We are planning a three-week trip to Europe next summer. xTC We have taken escorted group tours, but often the places we want most to see are skipped, or our time there is too short. Now we want to travel on our own. I need a good guidebook, not only to suggest accommodations and restaurants, but to provide advice and recommend places to visit. We need to watch the bottom line, but we don't want to stay in any dumps.
There are Europe guidebooks that cover everything from bare basics to high luxury. One good way to judge whether a guidebook will suit you is to go to a bookstore or library and look up places you have already visited. If the guidebook's assessment agrees with yours, you'll probably like the book.
Several series that young travelers use most are also helpful for budget-minded adults: The Let's Go guides, highly opinionated but very useful for students looking for the least expensive hostels, hotels and meals, written by Harvard University students; the Lonely Planet guides, low- to mid-budget choices, thorough and practical with good maps and hotel information; and the hip Rough Guides, researched by British writers.

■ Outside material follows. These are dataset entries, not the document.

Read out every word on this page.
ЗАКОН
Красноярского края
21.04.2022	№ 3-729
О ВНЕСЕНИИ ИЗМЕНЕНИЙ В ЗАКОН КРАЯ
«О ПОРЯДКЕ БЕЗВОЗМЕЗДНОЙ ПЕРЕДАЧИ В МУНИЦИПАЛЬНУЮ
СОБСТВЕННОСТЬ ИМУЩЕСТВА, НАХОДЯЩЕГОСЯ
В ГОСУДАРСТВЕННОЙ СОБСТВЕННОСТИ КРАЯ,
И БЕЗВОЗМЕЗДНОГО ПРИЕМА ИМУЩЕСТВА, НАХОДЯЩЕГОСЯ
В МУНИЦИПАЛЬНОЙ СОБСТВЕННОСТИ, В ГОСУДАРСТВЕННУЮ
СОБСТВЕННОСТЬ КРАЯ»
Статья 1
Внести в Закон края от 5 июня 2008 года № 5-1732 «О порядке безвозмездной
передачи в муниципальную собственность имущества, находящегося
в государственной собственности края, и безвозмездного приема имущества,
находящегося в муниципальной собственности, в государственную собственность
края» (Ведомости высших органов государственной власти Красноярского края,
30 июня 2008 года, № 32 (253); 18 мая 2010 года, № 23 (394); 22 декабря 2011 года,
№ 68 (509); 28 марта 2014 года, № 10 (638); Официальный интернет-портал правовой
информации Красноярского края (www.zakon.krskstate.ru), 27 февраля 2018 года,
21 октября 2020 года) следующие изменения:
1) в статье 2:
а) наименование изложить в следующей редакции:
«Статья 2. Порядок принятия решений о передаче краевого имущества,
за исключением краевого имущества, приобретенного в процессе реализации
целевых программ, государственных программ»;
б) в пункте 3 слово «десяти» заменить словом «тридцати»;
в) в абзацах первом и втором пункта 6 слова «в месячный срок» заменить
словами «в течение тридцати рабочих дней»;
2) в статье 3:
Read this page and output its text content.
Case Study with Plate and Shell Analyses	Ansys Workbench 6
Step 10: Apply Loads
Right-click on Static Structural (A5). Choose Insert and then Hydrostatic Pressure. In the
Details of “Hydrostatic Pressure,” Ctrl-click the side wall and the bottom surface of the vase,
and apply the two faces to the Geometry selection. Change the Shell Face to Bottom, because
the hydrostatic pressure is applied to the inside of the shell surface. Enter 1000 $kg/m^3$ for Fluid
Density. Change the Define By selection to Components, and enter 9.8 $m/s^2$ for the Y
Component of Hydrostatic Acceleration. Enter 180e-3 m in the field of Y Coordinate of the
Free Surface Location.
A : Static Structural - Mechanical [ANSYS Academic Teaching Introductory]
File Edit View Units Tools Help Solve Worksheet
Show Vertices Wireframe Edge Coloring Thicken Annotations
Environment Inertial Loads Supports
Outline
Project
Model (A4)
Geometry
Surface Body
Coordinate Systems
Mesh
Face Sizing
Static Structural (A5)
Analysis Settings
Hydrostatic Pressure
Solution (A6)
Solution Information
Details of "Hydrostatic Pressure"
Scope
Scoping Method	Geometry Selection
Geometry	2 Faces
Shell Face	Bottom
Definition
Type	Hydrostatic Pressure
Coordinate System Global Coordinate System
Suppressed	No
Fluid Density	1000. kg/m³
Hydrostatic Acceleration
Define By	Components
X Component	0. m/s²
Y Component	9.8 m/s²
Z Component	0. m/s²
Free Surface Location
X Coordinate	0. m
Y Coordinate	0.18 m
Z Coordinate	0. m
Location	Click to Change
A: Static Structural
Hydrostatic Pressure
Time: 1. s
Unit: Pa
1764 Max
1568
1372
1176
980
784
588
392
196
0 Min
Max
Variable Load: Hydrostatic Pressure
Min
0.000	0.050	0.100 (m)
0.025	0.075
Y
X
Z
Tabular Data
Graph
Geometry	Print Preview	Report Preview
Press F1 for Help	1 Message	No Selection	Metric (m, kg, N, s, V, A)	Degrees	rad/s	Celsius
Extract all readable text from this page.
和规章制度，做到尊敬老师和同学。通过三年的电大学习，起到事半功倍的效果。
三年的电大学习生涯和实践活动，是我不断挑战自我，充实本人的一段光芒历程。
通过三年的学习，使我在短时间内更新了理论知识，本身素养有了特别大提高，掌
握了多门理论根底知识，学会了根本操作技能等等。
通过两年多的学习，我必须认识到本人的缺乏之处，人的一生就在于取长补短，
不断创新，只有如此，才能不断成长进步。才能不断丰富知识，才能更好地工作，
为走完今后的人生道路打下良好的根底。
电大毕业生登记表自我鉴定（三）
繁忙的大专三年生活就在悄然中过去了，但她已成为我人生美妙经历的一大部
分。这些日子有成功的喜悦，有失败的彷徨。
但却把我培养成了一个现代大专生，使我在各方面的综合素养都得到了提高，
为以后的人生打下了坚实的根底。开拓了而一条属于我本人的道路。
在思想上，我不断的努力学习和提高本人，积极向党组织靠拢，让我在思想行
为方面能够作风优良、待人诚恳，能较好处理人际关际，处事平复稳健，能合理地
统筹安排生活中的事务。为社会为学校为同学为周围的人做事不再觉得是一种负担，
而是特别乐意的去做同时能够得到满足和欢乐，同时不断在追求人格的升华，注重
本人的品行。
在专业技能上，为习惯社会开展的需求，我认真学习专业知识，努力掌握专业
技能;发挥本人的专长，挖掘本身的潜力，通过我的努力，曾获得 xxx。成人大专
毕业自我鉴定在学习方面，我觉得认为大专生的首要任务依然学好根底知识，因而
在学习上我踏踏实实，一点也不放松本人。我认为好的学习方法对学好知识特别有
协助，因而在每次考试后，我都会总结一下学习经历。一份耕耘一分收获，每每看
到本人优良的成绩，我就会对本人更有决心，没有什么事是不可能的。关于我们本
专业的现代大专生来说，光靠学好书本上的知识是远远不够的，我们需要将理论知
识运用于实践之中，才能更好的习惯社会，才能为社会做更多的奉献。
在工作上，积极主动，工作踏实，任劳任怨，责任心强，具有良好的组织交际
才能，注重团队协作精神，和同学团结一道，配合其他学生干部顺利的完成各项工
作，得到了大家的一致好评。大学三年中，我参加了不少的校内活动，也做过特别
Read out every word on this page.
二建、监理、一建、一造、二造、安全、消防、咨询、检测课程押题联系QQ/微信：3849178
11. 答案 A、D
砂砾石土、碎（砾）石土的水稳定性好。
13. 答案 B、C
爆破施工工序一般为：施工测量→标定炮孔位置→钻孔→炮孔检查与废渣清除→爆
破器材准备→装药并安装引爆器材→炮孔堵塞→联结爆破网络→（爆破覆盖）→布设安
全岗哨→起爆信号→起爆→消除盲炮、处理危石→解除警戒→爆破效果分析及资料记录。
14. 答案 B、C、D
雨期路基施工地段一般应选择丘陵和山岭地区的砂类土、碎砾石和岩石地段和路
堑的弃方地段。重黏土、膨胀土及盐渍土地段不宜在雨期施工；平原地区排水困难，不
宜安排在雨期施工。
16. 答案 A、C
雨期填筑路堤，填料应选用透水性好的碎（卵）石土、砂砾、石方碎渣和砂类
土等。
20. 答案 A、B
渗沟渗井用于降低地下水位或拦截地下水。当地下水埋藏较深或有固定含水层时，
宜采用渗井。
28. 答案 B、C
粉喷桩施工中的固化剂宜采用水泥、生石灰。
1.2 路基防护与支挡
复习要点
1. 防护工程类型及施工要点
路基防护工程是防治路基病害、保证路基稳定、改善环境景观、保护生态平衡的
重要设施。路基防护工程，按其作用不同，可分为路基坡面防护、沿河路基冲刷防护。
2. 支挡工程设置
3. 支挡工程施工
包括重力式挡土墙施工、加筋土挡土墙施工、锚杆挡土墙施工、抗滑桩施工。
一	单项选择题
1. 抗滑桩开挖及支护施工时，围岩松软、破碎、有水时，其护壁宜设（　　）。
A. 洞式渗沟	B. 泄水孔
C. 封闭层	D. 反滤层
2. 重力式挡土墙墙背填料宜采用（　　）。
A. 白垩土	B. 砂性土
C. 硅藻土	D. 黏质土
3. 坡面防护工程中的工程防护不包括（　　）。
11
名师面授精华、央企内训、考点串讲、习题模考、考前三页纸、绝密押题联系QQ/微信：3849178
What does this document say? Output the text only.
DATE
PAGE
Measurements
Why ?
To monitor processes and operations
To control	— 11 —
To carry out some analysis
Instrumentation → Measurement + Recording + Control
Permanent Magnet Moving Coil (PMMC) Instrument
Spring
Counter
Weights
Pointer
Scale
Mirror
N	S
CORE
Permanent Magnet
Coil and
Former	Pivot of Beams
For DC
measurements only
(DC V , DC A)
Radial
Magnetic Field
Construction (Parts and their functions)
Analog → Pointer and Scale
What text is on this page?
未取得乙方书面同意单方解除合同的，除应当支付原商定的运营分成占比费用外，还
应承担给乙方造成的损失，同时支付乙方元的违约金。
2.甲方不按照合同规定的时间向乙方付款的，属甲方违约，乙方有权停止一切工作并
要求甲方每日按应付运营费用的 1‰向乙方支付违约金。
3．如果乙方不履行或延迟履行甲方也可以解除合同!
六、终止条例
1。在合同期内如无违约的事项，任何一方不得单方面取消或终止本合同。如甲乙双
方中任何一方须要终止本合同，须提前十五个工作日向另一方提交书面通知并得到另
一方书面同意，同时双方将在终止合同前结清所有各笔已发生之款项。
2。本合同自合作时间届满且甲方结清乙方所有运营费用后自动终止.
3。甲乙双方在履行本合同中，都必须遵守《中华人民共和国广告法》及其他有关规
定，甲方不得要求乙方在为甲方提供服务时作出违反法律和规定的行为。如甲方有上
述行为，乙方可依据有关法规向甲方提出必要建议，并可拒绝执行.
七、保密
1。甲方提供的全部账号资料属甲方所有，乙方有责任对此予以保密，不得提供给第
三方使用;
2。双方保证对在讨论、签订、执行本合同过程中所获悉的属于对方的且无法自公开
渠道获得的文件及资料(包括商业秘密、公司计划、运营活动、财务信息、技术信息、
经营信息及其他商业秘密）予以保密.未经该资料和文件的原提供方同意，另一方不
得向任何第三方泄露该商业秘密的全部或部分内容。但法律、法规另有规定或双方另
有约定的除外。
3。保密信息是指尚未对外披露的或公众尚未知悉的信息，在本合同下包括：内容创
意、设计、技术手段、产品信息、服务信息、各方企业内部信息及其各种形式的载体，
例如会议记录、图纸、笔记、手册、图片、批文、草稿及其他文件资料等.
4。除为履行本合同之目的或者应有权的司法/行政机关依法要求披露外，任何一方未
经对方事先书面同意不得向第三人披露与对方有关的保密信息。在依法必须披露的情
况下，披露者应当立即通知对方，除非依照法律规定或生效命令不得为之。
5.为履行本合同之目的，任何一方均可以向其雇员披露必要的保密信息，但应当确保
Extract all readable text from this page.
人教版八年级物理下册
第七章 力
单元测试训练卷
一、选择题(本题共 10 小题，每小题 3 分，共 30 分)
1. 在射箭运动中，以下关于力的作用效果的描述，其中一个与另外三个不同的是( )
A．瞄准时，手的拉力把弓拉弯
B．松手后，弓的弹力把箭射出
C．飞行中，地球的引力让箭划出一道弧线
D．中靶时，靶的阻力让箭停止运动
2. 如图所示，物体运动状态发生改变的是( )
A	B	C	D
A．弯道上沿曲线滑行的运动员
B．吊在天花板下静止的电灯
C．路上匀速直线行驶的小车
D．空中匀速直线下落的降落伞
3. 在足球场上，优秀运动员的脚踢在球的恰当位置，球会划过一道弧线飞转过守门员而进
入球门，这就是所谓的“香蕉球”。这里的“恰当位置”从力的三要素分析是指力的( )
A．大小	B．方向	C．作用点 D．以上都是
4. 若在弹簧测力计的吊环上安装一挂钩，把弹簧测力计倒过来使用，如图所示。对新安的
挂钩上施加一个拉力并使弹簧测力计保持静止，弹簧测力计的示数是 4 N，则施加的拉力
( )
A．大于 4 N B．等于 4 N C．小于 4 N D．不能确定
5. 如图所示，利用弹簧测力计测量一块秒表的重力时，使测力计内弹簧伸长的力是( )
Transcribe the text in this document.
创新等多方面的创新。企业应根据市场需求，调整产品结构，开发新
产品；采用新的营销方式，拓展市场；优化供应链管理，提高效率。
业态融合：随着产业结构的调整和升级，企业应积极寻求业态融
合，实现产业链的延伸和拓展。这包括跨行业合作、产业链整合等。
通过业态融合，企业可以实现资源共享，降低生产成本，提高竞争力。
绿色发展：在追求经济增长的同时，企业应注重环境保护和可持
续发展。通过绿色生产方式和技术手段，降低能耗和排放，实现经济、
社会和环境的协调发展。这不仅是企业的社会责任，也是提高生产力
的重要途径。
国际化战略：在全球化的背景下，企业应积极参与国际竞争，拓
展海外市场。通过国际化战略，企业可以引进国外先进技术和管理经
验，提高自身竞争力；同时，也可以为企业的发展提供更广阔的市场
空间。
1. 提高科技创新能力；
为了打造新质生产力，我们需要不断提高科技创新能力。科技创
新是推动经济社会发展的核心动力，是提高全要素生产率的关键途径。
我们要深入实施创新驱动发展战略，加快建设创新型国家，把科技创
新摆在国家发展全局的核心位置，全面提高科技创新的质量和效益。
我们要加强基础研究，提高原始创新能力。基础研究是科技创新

More mainstream are the Frommer guides, dedicated to keeping prices moderate for independent travelers; and the Fodor guides, whose hotel choices are usually priced above Frommer's, especially useful for independent travelers because of the attention to such details as how to use local transportation.
For motorists, the Michelin Green Guides are excellent. If you plan to travel by rail, I'd get Jay Brunhouse's "Traveling Europe's Trains."
Rick Steves, host of the "Travels in Europe" series on PBS and the Travel Channel, writes a number of regional guides and one that covers all of Europe. I liked "Europe Through the Back Door" as soon as I opened it. Steves is a sort of grown-up version of the collegians who write the Let's Go and Rough Guides: He doesn't want to spend a lot of money, but his comfort level is more suited to average travelers than to backpackers. Steves also has a Web site (www.ricksteves.com).
In addition to choosing a guidebook, write to the U.S.-based tourist offices of the countries you decide to visit, asking for information. These offices, listed in most Europe guidebooks, range from very good to pathetic, and most of the literature is free. Also, I take along the latest editions of the Best Western and Choice Hotels international directories, because those chains' affiliate hotels are well-run, clean and usually inexpensive.